If the church is to engage with 'Generation Citizens' we will need to deploy what I call the 'Titus Strategy'. By that I mean that we implement Paul's programme for developing thriving gospel churches on the island of Crete. The newly planted churches on that island were in something of a mess. They had become too much like the world to win the world to the different and better way of the gospel. Paul sent Titus to Crete to ensure that the churches were well led by godly and able elders. The task of the elders was to root out false teaching, preach the gospel with clarity and show how the faith should be worked out in every area of believers' lives.

Teaching on practical Christian living was to be applied searchingly and discriminatingly to older and younger men and women. The conduct of believers in the world of work was to 'adorn the doctrine of God our Saviour in all things' (Titus 2:10). Paul wanted believers on the isle of Crete to stand out from that notoriously corrupt society (Titus 1:12-13). They were to be 'zealous for good works', (Titus 2:14), 'ready for every good work' (Titus 3:1), and 'careful to maintain good works' (Titus 3:8, 14).

Paul's 'Titus Strategy' wasn't a 1st Century equivalent of do-goodery. All of the apostle's imperatives on doing good works were rooted in the the grand indicative of the gospel, Titus 2:11-14, 3:4-7. It is the life-transforming power of the gospel that impels the believer to do good both within the life of the church and also in the life of the community, Galatians 6:10. What 'Generation Citizens' need above all else is the gospel in all its fulness. They need to see the gospel embodied in the lives of believers as they faithfully play their roles in the drama of redemption. But they also need to hear the message of salvation boldly proclaimed that they may believe it and be reconciled to God.

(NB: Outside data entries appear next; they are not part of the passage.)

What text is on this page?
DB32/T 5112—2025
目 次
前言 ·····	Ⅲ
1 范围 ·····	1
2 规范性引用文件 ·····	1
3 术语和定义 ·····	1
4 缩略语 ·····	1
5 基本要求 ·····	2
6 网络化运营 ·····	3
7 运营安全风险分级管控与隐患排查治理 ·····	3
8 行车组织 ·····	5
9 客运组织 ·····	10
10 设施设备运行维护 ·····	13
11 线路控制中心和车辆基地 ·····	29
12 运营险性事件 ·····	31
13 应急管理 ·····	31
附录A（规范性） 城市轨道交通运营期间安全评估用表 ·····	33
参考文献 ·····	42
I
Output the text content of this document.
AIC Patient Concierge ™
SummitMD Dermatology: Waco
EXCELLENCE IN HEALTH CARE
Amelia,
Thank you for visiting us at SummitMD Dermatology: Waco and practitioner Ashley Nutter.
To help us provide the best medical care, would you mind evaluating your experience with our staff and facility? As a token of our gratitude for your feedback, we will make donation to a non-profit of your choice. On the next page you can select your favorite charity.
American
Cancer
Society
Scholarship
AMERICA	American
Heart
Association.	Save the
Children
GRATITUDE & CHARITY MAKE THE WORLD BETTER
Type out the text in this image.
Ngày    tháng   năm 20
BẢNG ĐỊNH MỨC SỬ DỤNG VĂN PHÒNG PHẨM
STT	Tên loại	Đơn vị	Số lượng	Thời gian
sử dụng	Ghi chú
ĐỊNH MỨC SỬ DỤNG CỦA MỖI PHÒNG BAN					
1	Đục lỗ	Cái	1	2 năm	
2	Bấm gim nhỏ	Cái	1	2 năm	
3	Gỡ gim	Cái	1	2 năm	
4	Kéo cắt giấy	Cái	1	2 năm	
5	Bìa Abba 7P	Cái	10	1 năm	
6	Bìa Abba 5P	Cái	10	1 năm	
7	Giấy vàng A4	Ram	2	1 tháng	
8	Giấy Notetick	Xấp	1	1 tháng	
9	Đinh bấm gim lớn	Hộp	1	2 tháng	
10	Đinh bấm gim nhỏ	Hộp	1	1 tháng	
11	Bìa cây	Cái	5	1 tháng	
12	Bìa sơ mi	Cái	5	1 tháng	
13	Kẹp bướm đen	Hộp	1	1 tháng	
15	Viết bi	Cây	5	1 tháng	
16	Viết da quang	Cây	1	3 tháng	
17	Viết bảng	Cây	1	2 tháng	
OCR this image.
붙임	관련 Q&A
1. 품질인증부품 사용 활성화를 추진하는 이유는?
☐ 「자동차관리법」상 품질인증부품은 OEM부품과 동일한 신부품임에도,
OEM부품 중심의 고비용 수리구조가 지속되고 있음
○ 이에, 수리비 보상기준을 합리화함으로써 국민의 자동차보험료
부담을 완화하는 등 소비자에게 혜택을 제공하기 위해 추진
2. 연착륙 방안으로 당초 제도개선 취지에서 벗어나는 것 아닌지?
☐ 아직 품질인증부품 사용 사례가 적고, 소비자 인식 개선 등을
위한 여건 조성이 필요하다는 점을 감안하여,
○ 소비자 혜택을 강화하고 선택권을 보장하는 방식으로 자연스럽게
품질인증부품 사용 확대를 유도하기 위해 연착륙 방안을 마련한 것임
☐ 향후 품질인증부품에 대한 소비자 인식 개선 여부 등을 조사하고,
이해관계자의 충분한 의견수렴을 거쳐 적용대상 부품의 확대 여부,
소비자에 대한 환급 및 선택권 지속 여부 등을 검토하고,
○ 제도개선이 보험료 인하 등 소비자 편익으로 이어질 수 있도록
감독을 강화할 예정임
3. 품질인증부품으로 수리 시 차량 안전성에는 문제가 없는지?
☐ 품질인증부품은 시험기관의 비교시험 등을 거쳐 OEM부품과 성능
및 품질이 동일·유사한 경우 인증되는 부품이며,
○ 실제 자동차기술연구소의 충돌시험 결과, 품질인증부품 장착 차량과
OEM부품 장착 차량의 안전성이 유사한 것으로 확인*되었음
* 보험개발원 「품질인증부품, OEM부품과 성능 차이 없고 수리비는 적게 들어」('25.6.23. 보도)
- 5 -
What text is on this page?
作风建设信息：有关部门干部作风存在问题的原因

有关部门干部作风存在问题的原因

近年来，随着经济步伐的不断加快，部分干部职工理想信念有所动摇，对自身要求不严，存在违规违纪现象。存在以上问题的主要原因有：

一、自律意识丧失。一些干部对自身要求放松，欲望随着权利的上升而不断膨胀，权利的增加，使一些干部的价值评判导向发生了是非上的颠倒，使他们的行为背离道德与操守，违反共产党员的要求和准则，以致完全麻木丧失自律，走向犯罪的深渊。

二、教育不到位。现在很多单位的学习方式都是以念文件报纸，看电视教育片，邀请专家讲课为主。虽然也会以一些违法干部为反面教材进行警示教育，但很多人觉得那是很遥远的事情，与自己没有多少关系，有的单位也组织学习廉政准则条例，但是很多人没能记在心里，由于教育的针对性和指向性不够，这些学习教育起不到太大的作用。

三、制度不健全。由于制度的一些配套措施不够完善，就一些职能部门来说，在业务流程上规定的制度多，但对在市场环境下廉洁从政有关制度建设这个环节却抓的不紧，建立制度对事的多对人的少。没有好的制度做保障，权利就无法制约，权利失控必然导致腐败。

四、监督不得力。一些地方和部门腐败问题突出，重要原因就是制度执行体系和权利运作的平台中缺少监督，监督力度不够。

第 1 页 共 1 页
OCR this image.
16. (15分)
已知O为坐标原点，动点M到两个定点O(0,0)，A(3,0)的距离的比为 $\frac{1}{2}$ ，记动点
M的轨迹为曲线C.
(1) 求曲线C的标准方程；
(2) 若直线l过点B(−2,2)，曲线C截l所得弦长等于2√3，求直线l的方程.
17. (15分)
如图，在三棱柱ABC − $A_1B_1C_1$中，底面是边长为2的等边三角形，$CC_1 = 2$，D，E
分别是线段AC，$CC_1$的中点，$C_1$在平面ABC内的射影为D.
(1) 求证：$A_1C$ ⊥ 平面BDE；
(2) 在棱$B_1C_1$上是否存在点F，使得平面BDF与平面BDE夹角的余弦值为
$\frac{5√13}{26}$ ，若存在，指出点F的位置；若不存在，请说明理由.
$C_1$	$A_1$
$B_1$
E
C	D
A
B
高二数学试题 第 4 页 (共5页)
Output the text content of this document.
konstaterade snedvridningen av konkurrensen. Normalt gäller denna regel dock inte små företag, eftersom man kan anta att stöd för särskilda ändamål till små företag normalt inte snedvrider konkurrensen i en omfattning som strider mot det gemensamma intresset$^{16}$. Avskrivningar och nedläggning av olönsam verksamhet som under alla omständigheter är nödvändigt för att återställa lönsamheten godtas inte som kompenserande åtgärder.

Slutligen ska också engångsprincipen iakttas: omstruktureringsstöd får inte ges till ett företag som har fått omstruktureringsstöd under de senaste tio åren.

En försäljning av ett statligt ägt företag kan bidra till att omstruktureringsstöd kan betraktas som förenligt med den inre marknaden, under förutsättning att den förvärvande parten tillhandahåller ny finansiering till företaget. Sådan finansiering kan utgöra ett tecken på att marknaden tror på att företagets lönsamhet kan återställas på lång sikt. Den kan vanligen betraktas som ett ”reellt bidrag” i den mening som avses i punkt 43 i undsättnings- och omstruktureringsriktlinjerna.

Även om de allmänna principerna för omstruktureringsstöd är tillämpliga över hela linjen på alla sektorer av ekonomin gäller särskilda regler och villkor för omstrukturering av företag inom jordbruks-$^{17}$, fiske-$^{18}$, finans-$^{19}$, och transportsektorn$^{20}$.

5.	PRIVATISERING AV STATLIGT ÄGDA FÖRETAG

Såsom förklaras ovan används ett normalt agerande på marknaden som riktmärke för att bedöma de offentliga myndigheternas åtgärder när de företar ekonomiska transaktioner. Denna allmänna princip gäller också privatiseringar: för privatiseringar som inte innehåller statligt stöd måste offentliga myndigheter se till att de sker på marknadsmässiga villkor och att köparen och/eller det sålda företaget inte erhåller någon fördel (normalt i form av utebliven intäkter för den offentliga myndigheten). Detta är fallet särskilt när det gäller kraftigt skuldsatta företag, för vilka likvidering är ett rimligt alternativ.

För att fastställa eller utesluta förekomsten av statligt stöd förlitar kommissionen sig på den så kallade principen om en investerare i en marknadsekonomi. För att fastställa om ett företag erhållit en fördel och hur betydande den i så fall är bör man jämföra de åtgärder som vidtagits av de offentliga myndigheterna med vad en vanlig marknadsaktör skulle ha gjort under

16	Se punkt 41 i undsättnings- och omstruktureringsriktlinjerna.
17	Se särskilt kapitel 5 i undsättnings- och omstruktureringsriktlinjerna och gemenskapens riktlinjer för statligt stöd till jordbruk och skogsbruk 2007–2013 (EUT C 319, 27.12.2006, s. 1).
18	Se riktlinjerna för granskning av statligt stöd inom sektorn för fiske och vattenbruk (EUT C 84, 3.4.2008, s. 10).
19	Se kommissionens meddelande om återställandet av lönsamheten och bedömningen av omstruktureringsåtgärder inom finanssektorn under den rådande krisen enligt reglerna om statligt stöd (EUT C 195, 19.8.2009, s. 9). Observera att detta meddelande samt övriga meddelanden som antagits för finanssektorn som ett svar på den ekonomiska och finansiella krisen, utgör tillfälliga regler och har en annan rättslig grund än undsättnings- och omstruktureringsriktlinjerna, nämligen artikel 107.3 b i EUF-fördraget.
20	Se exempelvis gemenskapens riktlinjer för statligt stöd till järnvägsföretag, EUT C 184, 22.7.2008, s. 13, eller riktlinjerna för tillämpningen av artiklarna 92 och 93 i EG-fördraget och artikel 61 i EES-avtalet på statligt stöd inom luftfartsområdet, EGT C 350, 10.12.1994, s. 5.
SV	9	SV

We welcome a new emphasis on young people becoming engaged and active citizens. That's all well and good. But the Christian faith is not about changing the world by human effort, but the salvation of the world by God's grace. Receiving that message involves accepting that however well intentioned we may be, that we are all sinners in need of forgiveness and a fresh start in life. That's a hard thought to take on board. It humbles our pride and exposes our spiritual brokenness. But the fact is that it is often those who have surrendered themselves to God's free offer of mercy in Jesus who have then gone on to make a big difference in society. Think of William Wilberforce's campaign to abolish slavery or Lord Shaftesbury's agitation for better working conditions for ordinary people, or John Howard's prison reforms. Those whose 'citizenship is in heaven' have repeatedly been among the most active citizens in their generation. We have a message for 'Generation Citizen' that needs to be powerfully preached and practically performed by the people of God today.